Do You Remember?

Do You Remember?

Do You Remember?










Do you remember?

Kelly O’Gara and Anna McNeil

Wombat Books, 2015

hbk, 32pp., RRP $A24.99



“Do you remember how much we loved each other?” is a strange way to start a story because you would think that two talking to each other would not forget that.  But it is the perfect beginning for this gentle, insightful reflection of that special relationship between grandparent and grandchild.  Beautifully and softly illustrated using mice as characters, it explores a situation that so many of our students are facing as their grandparents and great-grandparents get older and forgetfulness and dementia start to take over. 

“Do you remember when you started hiding things in strange places?”  Do you remember when you flooded your house?”  “Do you remember when you were cross?…You’d never spoken to me like that before. Did I do something wrong?” Such a common experience for so many, but this story has a beautiful twist. Because while Grandma Mouse can’t remember, Grandchild can and so she starts to paint pictures of Grandma’s stories so that even if Grandma has forgotten, the memories won’t be lost entirely.  As gradually the grandchild becomes the ‘adult’ it doesn’t really matter that Grandma can’t remember because they create new memories and the love that binds them together is the strongest memory of all. 

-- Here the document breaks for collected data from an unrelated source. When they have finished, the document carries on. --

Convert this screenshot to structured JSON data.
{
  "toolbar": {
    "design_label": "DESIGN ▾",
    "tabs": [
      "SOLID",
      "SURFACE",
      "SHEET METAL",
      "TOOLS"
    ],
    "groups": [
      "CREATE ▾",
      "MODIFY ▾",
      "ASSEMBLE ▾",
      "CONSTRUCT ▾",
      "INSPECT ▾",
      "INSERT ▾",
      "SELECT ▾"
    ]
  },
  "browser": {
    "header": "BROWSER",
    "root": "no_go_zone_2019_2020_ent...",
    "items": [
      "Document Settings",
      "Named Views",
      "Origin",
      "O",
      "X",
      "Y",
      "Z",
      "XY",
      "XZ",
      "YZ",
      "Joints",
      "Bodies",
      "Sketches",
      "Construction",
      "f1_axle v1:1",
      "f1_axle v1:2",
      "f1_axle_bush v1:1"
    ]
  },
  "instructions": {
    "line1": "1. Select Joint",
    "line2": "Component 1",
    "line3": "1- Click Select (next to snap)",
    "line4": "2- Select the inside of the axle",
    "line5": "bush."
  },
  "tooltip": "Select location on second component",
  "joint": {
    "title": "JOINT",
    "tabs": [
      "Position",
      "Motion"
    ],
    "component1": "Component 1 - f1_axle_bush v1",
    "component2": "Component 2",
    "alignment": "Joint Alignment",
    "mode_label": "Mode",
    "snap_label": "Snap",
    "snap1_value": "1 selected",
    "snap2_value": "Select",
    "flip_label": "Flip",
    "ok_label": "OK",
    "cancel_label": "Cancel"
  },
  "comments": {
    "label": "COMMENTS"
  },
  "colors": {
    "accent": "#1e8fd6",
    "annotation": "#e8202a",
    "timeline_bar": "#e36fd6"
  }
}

When memory fades to the point where even a child is not recognised, it can be very confronting and difficult to cope with as an adult who understands what is happening on an intellectual level if not an emotional one. Thus it is even more difficult for a child who interprets the loss as personal rejection and banishment and even lack of love.  Sharing Do You Remember? would be a wonderful way for a parent to help a child understand what is happening and the pointers about what dementia is and how a child can interact with the sufferer regardless are so useful.  Little children often fear those who are ageing, especially when they have to move into assisted care and sometimes the visits stop and the relationship wanes –but this book which also gives guidance for parents about how to handle the situation could be the pathway to keeping the love flowing.  Helping our children understand by being upfront with them is the greatest gift we can give them and their grandparents. 

Speaking from personal experience based on my own grandchildren and their Great Gran, O’Gara and McNeil have nailed it.